What to make of the year without a winter

By ROBERT ROYAL

The most exasperating thing about humankind is not, as T.S. Eliot wrote, that we “cannot bear very much reality.” It is the corollary: We can bear far too much unreality. I’ve been reminded of that in this strangely warm winter here on the East Coast as I’ve seen news stories linking the unseasonably nice weather to human-caused (anthropogenic) global warming.

I do not know for certain whether anthropogenic warming is real, though I looked carefully at it for a book I wrote years ago. Neither do you. And neither do the scientists. Climate change involves many complexities and uncertain comparisons with events over geologic time.

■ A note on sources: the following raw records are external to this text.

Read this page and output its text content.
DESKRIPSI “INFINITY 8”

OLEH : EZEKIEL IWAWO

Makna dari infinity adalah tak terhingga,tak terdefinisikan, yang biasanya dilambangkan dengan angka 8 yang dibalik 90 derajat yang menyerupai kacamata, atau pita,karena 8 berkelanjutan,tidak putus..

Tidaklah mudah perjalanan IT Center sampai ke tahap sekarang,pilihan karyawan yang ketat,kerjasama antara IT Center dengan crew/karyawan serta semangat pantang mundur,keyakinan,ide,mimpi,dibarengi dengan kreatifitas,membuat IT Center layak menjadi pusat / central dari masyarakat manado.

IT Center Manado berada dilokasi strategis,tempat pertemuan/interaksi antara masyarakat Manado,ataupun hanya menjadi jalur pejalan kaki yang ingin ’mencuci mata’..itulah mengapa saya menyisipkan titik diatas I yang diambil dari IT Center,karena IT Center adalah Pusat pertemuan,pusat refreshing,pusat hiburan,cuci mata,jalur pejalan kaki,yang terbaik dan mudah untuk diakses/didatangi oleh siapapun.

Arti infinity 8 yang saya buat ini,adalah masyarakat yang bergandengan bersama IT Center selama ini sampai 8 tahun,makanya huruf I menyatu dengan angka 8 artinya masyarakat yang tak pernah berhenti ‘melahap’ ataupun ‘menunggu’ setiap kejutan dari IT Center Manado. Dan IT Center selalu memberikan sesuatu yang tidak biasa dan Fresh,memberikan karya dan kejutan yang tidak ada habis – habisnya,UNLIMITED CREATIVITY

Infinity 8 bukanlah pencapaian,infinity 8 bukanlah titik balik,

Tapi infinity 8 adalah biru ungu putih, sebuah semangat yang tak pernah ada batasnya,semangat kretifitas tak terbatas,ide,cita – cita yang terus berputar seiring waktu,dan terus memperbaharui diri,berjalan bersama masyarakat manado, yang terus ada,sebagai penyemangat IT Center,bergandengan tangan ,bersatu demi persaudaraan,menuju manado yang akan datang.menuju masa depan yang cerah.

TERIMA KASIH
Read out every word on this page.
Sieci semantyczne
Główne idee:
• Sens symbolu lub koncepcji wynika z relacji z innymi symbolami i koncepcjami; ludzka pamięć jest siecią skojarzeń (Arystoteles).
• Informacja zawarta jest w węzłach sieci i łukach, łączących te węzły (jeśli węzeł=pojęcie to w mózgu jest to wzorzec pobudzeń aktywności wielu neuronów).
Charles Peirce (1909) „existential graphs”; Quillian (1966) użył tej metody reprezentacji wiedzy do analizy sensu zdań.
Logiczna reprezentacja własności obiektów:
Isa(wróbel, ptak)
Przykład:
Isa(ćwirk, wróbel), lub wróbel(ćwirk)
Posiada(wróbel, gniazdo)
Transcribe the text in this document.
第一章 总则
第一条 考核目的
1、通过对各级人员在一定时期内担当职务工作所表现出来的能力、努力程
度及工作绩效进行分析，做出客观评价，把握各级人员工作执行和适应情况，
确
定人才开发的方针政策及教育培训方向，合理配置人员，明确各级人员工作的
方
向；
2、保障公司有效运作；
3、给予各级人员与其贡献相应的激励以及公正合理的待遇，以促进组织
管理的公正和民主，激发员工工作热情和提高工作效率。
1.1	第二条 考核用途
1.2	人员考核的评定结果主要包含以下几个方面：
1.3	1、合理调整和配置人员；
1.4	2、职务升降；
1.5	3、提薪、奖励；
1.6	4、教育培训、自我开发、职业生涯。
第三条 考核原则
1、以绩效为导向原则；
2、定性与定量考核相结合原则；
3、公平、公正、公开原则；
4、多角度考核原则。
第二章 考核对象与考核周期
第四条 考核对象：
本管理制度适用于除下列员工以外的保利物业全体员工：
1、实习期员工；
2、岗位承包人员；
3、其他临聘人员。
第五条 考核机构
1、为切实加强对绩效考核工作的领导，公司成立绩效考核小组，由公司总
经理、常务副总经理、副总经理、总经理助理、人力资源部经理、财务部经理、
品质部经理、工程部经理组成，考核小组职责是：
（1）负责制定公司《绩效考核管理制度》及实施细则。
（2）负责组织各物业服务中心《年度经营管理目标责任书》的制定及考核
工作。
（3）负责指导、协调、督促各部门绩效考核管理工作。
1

The carbon dioxide we generate must cause some effects, though what exactly calls for modesty. Yet I find unreality in both main camps that might have made even T.S. Eliot tear his hair.

To begin with, Mother Nature would not exactly qualify as a Republican or a Democrat. She does not seem entirely docile under free markets or government regulation. Nature has, all on its own, warmed and cooled faster than anything we’ve seen in the past century. If you think the Year Without a Winter is a sign of our evil addiction to oil, what do you make of the geologic evidence that in the past 1.5 million years climate has multiple times turned New England temperatures to those of Miami in as little as 25 years? Just 9,000 years ago, at the end of the last Ice Age, the earth was four degrees warmer than today.

Then, there is 1816 -- the Year Without a Summer -- still not entirely understood, but partly due to what scientists call the Dalton Minimum, a low cycle of solar magnetic activity, actually one of several in the period known as the Little Ice Age (1300s to 1900s), which followed the Medieval Optimum, when grapes grew in Nova Scotia -- Vineland to the Vikings. Further, the sun seems to have moved, as it does in a roughly 180-year-long cycle, to a slightly different position within our solar system. But there was also -- such coincidences often occur -- volcanic eruption in Indonesia, which may have had worldwide effects. Volcanoes routinely emit sulfur dioxide and other pollutants at far higher than human levels.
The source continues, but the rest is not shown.